Ekonomide resesyon tehlikesi
22 Ağustos 2011Alman imalat sanayinin sipariş girdileri rekor düzeyde. Üretim tesisleri kapasite üst sınırını zorlamaya başladı. İhracat motoru teklemeden çalışıyor. İstihdam piyasasındaki olumlu gelişme sürüyor. Otomotivcilik kapasite sınırlarına dayandı. Sipariş edilen arabaların teslimatı bir yıla kadar uzayabiliyor. Alman ekonomisinin payandalarından makine ve tesis imalatçıları da sipariş stokundan son derece memnun. Kimyacılık, keza.

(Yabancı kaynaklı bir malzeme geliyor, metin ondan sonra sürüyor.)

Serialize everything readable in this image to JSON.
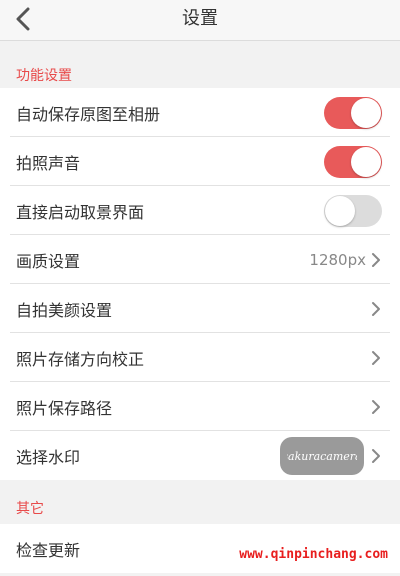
{
  "header": {
    "title": "设置"
  },
  "sections": [
    {
      "title": "功能设置",
      "items": [
        {
          "label": "自动保存原图至相册",
          "control": "toggle",
          "state": "on"
        },
        {
          "label": "拍照声音",
          "control": "toggle",
          "state": "on"
        },
        {
          "label": "直接启动取景界面",
          "control": "toggle",
          "state": "off"
        },
        {
          "label": "画质设置",
          "control": "value",
          "value": "1280px"
        },
        {
          "label": "自拍美颜设置",
          "control": "chevron"
        },
        {
          "label": "照片存储方向校正",
          "control": "chevron"
        },
        {
          "label": "照片保存路径",
          "control": "chevron"
        },
        {
          "label": "选择水印",
          "control": "watermark",
          "watermark_text": "sakuracamera"
        }
      ]
    },
    {
      "title": "其它",
      "items": [
        {
          "label": "检查更新",
          "control": "none"
        }
      ]
    }
  ],
  "overlay": {
    "site_watermark": "www.qinpinchang.com"
  },
  "colors": {
    "accent": "#e84a4a",
    "toggle_on": "#e85a5a",
    "toggle_off": "#dcdcdc",
    "background": "#f2f2f2"
  },
  "icons": {
    "back": "chevron-left-icon",
    "row_arrow": "chevron-right-icon"
  }
}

Alman şirket yöneticilerine borsalardaki çalkantıları sorduğunuzda, "endekslerdeki erimeyle reel ekonomi ayrı şeyler" yanıtını alıyorsunuz.
Kötü haberler
Ama ekonomiden hep iyi haber gelmiyor. Dünya menkul kıymet borsalarındaki paniğin somut bir nedeni var: Euro Bölgesi ve ABD’deki borç krizi. Ayrıca dünyanın en büyük ekonomik bölgesi olan ABD’den olumsuz konjonktür sinyalleri geliyor. Böylece hisse senetlerindeki çöküş reel ekonomiyi yakalamış oluyor. Almanya’daki ilk kötü haber Federal İstatistik Kurumu’ndan geldi. 2011 yılının ikinci üç aylık döneminde Alman ekonomisi yılın ilk çeyreğine göre sadece binde bir oranında büyüyebildi.
Lokomotif yoruldu mu?
Bir kötü haber de geçenlerde Amerikan Morgan Stanley bankasından geldi. Banka küresel ekonomik büyüme tahminlerini düşürdü ve Avrupa ile ABD’nin resesyonun eşiğinde olduklarına hükmetti. Yeni gelişmekte olan ülkelerin büyüme hızı düşerse, bundan en çok ihracatçı ülkeler etkilenecek. Almanya’nın resesyona sürüklendiği 2009 yılında büyümenin yüzde beşlik daralmaya dönüşmesi, kalkınmaktaki ülkelere yapılan ihracatın gerilemesinden kaynaklanmıştı. Almanya’nın gayrı safi yurtiçi hasılasının Euro bölgesinin toplam ekonomik gücünün dörtte birini oluşturuyor. Böyle bir durumda Alman ekonomisindeki muhtemel daralmanın nelere yol açabileceğini kestirmek zor olmasa gerek.
İyi haberler
"İyi de olabilir, ama iyi olması şart değil". Ünlü Oxford Üniversitesi’nin öğretim üyelerinden Profesör Clemens Fuest böyle diyor. Fuest’e göre daralma değil, büyüme hızının düşmesi, söz konusu olan. Somut verilerin konjonktür çöküşüne işaret etmediğini vurgulayan bilim adamı, her şeyin güvenin yeniden yerine gelmesine bağlı olduğu görüşünde. Morgan Stanley’in başekonomisti Joachim Fest ise Almanya’nın resesyona sürüklenme ihtimalinin yüzde 25 olduğunu savunuyor. Fest, ‘Welt am Sonntag’ gazetesine verdiği mülakatta zayıf pazarların konjonktürü de zayıflattığını, konjonktürdeki zayıflamanın ise pazarlara yansıdığını ve bu kısır döngüden çıkış olmadığını, söyledi. Bu uzman görüşüne katılmadığını belirten Almanya Başbakanı Angela Merkel ise İkinci Alman Televizyonu’na (ZDF) verdiği demecinde, Almanya’nın resesyona sürüklenebileceğine dair herhangi bir işaret bulunmadığı görüşünü dile getirdi.
Alman İşverenler Konfederasyonu Başkanı Dieter Hundt da bir gazetecinin sorusu üzerine, "2011 yılında Alman ekonomisi en az yüzde üç oranında büyümüş olacak" dedi. Federal İş Kurumu da iyimserliğini koruyor. Kurum Başkanı Frank-Jürgen Weise Alman Basın Ajansına yaptığı açıklamada, "yeni risklerin ortaya çıktığını inkar edemeyeceğini, ancak istihdam piyasasındaki düzelmenin 2012 yılında da devam edeceği kanaatinde olduğunu" belirtti.